A bill to protect animal researchers
Measure passed by state Senate committee may be voted on soon
| 21 August 2008
On Thursday, Aug. 12, the state Senate Public Safety Committee passed a revised bill to criminalize the ongoing harassment of biomedical researchers by extreme animal-rights activists. AB 2296, the California Animal Enterprise Act, would make it a misdemeanor to enter “the residential real property of an academic researcher for the purpose of chilling, preventing the exercise of, or interfering with the researcher’s academic freedom,” or to publish information about researchers or their families with the intent that others commit a crime against them.
If the Senate Appropriations Committee next determines costs to be minimal, the bill may be sent directly to the Senate floor for a vote. AB 2296 would extend to academic researchers who use animals the same protection afforded those who work in reproductive health and who are elected and appointed officials.
In testimony before the committee vote, UC Berkeley Police Sgt. Karen Alberts described “concerted, well-orchestrated campaigns of harassment meant to intimidate and terrorize individuals, many of whom are involved in potentially life-saving research.” Since August 2007 more than 30 campus employees — professors, researchers, and staff members — have been targeted by the extremists, with more than 70 incidents, 20 of them criminal, reported to police.
“It is time to enact legislation that gives law enforcement the tools necessary to protect researchers from the extremists who terrorize them,” Alberts said. “This bill, by creating a new misdemeanor for the public posting of the personal information of researchers and a new misdemeanor for trespass, does just that.”

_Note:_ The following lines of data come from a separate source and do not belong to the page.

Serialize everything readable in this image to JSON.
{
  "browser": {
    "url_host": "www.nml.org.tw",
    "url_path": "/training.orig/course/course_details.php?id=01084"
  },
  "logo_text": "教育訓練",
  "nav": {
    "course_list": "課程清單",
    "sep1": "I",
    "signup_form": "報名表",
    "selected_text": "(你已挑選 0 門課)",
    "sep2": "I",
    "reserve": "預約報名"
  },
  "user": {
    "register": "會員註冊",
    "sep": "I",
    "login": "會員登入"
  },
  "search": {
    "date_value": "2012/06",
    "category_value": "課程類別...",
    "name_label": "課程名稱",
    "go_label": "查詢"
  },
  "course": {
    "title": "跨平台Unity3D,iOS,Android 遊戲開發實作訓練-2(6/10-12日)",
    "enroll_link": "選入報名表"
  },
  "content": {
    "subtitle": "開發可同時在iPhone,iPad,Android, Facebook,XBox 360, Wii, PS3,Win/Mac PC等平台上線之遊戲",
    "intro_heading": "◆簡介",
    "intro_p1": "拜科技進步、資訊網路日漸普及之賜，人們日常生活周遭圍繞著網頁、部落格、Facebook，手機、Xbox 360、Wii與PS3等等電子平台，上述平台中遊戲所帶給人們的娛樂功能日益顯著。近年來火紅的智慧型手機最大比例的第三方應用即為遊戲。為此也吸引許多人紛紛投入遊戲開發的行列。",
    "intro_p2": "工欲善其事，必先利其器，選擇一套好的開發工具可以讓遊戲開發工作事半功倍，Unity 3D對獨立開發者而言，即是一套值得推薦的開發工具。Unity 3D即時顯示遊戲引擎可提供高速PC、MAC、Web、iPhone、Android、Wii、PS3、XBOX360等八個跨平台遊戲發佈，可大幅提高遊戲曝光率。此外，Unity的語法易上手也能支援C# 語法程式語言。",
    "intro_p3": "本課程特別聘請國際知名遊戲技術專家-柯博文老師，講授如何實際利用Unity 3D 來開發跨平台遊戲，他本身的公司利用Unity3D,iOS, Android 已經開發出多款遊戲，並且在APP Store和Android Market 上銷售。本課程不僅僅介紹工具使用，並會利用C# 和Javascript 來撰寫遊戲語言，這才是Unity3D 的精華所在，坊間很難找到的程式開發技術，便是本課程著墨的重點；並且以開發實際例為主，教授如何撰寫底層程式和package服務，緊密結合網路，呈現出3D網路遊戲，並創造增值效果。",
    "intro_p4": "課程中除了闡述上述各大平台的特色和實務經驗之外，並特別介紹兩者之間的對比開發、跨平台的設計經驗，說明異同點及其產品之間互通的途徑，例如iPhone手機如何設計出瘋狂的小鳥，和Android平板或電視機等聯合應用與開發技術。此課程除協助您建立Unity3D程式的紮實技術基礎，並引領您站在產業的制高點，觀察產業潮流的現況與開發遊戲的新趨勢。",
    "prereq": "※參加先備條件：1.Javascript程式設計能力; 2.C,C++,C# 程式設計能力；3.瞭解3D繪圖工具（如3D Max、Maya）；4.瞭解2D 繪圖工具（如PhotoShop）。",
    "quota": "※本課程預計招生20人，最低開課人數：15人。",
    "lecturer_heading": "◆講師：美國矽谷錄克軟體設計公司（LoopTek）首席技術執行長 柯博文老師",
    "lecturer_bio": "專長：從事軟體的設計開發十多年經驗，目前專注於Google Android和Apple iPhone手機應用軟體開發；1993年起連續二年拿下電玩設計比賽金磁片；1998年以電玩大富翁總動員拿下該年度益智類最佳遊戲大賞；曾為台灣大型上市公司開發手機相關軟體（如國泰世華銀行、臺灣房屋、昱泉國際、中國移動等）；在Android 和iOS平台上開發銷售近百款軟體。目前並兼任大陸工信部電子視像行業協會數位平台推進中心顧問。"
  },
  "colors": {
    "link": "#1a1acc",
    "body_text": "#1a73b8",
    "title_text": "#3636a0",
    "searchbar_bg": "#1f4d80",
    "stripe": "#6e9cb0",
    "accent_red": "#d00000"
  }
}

The penalty for posting personal information for the purposes of inciting violence was set at imprisonment in a county jail for not more than one year, a fine of not more than $1,000, or both; the penalty for setting foot on the property of a researcher would be the same. The bill defines an “academic researcher” as any person lawfully engaged in academic research who is a student, trainee, or employee of the University of California, California State University, an accredited California community college, or an accredited, degree-granting, nonprofit institution of the Western Association of Schools and Colleges.
At Berkeley, the 20 criminal incidents of home property damage that have been documented during the past year include broken windows, homes pelted by rocks, and vandalized cars. Other incidents range from harassing phone calls and e-mails to loud, threatening, middle-of-the-night demonstrations by masked activists outside scientists’ homes, and the stalking of researchers’ children.
While harassment of Berkeley researchers has been persistent and frightening to researchers and their families, scientists at other UC campuses have been subjected to more severe harassment. Two weeks ago, for example, the home of one UC Santa Cruz researcher and the car of another were firebombed.
UCLA scientists also have been targeted in recent years: A firebomb scorched the front door of one scientist’s home, while other firebombs were placed near homes and cars but did not explode. One researcher sustained $20,000 in damage to her property after extremists put a garden hose through her window and flooded her home while she was away.
Seven East Bay law-enforcement agencies are investigating these incidents, which also have drawn the attention of the Federal Bureau of Investigation.